I have this gorgeous amethyst cluster tunnel that's SO HUGE you can fit your head into it! ^_^ I tested it out. So has my roommate and now my friend who came over last night did. A couple mind in the gutter jokes were expressed. :) Anyways......we had some interesting food and coerced an unsuspecting innocent to eat a pickled garlic, and she's only heard of pickled cucumbers. Maybe I shouldn't have rushed her into something so intense. Well, what's done is done! My other friend was sick, so he decided to give his colloidal water a try. It has a really interesting flavor and texture to it. Each person who tried it started acting like we were drugged up. It was pretty funny, but I guess you had to be there. Whatever! I had fun! We had fun!
Instead of playing card games, which I'm actually glad we didn't do because I wasn't exactly in a card game mood, we listened to some poetry instead. I liked that. That jived more with my energy that day. Then we went to see shooting stars! ^_^ It was interesting convincing a friend to go because he's been feeling a little under the weather and needed to get up early the next day. (I hope he's doing well today). He brought his bike, so I brought up the possibility that he might try to escape after we peer pressured him into going. I casually mentioned what a drag it would be to have to swoop him off of his bike from a truck. He said he'd come quietly after I made such a statement. :) I'm good!

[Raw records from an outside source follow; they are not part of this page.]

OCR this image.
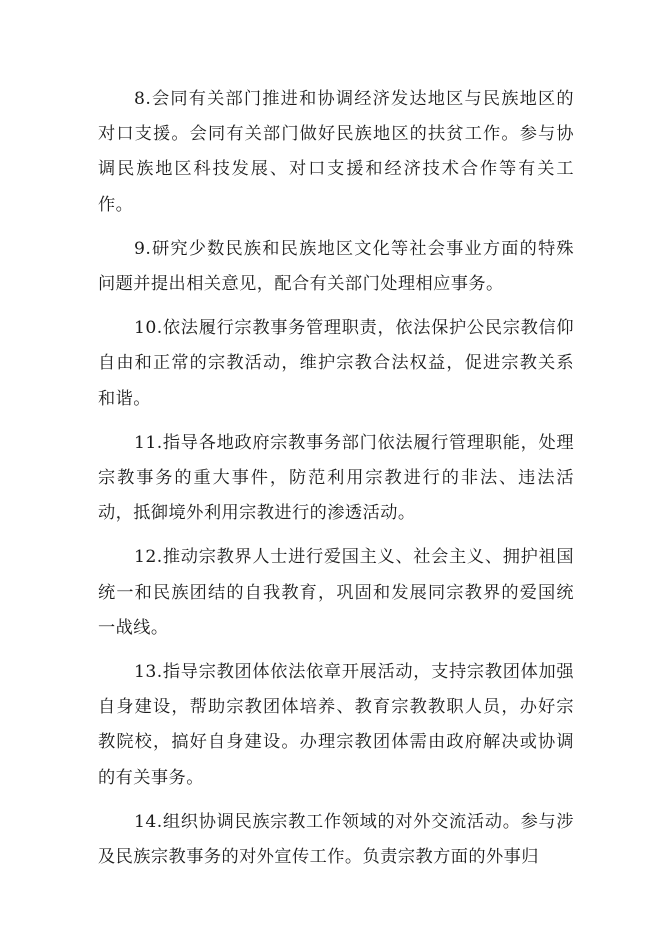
8.会同有关部门推进和协调经济发达地区与民族地区的对口支援。会同有关部门做好民族地区的扶贫工作。参与协调民族地区科技发展、对口支援和经济技术合作等有关工作。

9.研究少数民族和民族地区文化等社会事业方面的特殊问题并提出相关意见，配合有关部门处理相应事务。

10.依法履行宗教事务管理职责，依法保护公民宗教信仰自由和正常的宗教活动，维护宗教合法权益，促进宗教关系和谐。

11.指导各地政府宗教事务部门依法履行管理职能，处理宗教事务的重大事件，防范利用宗教进行的非法、违法活动，抵御境外利用宗教进行的渗透活动。

12.推动宗教界人士进行爱国主义、社会主义、拥护祖国统一和民族团结的自我教育，巩固和发展同宗教界的爱国统一战线。

13.指导宗教团体依法依章开展活动，支持宗教团体加强自身建设，帮助宗教团体培养、教育宗教教职人员，办好宗教院校，搞好自身建设。办理宗教团体需由政府解决或协调的有关事务。

14.组织协调民族宗教工作领域的对外交流活动。参与涉及民族宗教事务的对外宣传工作。负责宗教方面的外事归
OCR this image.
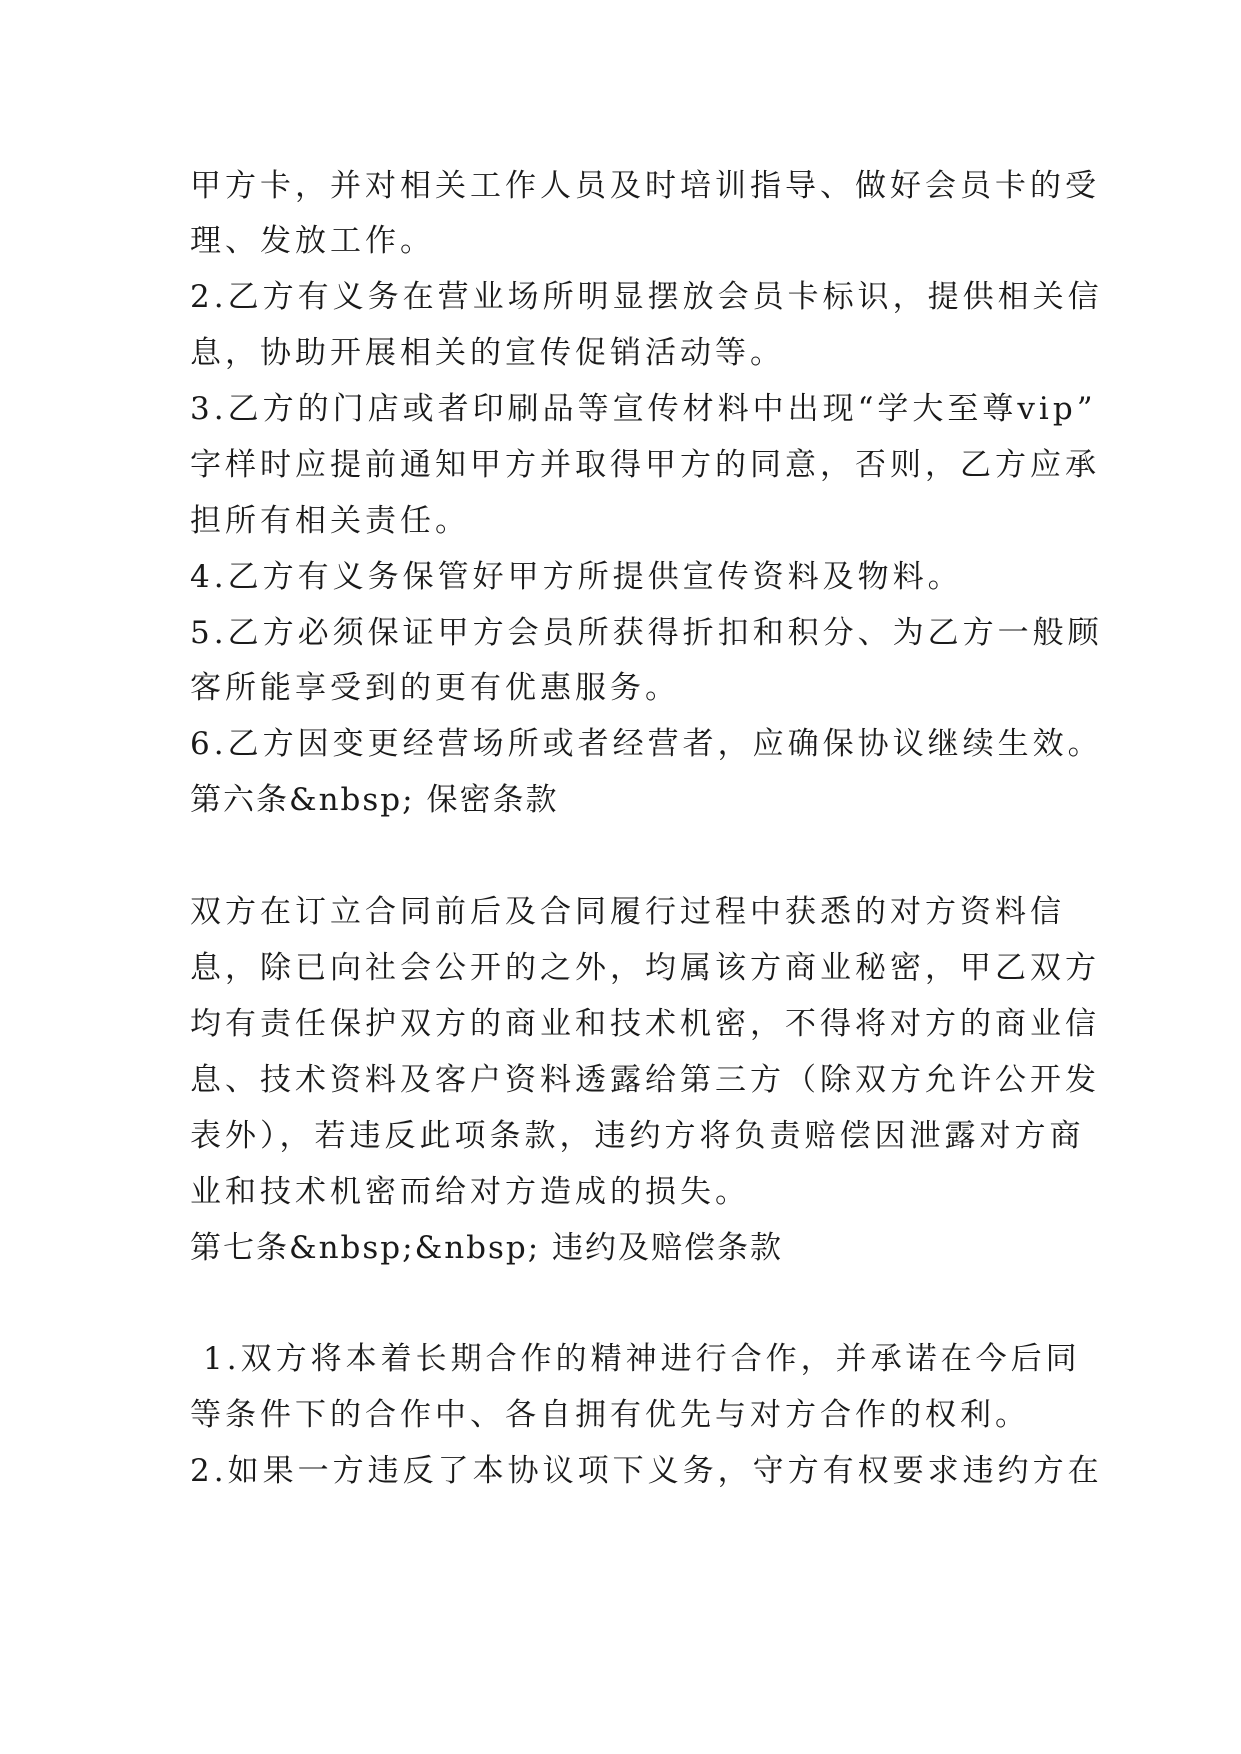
甲方卡，并对相关工作人员及时培训指导、做好会员卡的受
理、发放工作。
2.乙方有义务在营业场所明显摆放会员卡标识，提供相关信
息，协助开展相关的宣传促销活动等。
3.乙方的门店或者印刷品等宣传材料中出现“学大至尊vip”
字样时应提前通知甲方并取得甲方的同意，否则，乙方应承
担所有相关责任。
4.乙方有义务保管好甲方所提供宣传资料及物料。
5.乙方必须保证甲方会员所获得折扣和积分、为乙方一般顾
客所能享受到的更有优惠服务。
6.乙方因变更经营场所或者经营者，应确保协议继续生效。
第六条&nbsp; 保密条款
双方在订立合同前后及合同履行过程中获悉的对方资料信
息，除已向社会公开的之外，均属该方商业秘密，甲乙双方
均有责任保护双方的商业和技术机密，不得将对方的商业信
息、技术资料及客户资料透露给第三方（除双方允许公开发
表外），若违反此项条款，违约方将负责赔偿因泄露对方商
业和技术机密而给对方造成的损失。
第七条&nbsp;&nbsp; 违约及赔偿条款
1.双方将本着长期合作的精神进行合作，并承诺在今后同
等条件下的合作中、各自拥有优先与对方合作的权利。
2.如果一方违反了本协议项下义务，守方有权要求违约方在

It was my first meteor shower, and I saw ten shooting stars! It was so amazing! It was an adventure in it of itself to get there. I brought my two pillows. The three of us bundled up with a sleeping bag and laid on a beach towel. It was so freezing that I wanted to be sandwiched. I encouraged them to get inappropriately close. :P Not inappropriate behavior, inappropriate proximity. Body heat. Ya dig?
It was cool. We decided to lay in the middle, which seemed to make sense in theory. We thought we could see the whole sky, but I guess we should've just picked a left or right corner. Some people would fake seeing something. It was curious how each side cohesively collaborated in either their honesty or dishonesty. We were convinced each corner thought the center people were nuts because we missed so much. We probably missed a good five of them just because we were taking pictures. We weren't able to angle it properly, so a lot of trial and error went into it. But I'm proud to say that I was in all of those pictures, cute and ready for the camera! The picture whore that is me! ^_^
I gotta get those pics and upload it onto my facebook. It's a memory I want to preserve. That night I wasn't worried about my allergies, my health, my financial concerns, my living situation, or other injustices I feel I suffer. I was just a girl hanging out with her friends, having a new experience. But it was still very much a human experience, so a moment of weakness did float by and it passed. I missed him. I wondered what it would've been like to lay on a blanket with him, watching those stars. Would I have enjoyed that? Probably. But I was with my friends instead, and that worked well, too! I just knew that these feelings will come and go, but I'll be okay. My mind will wander, and that's okay.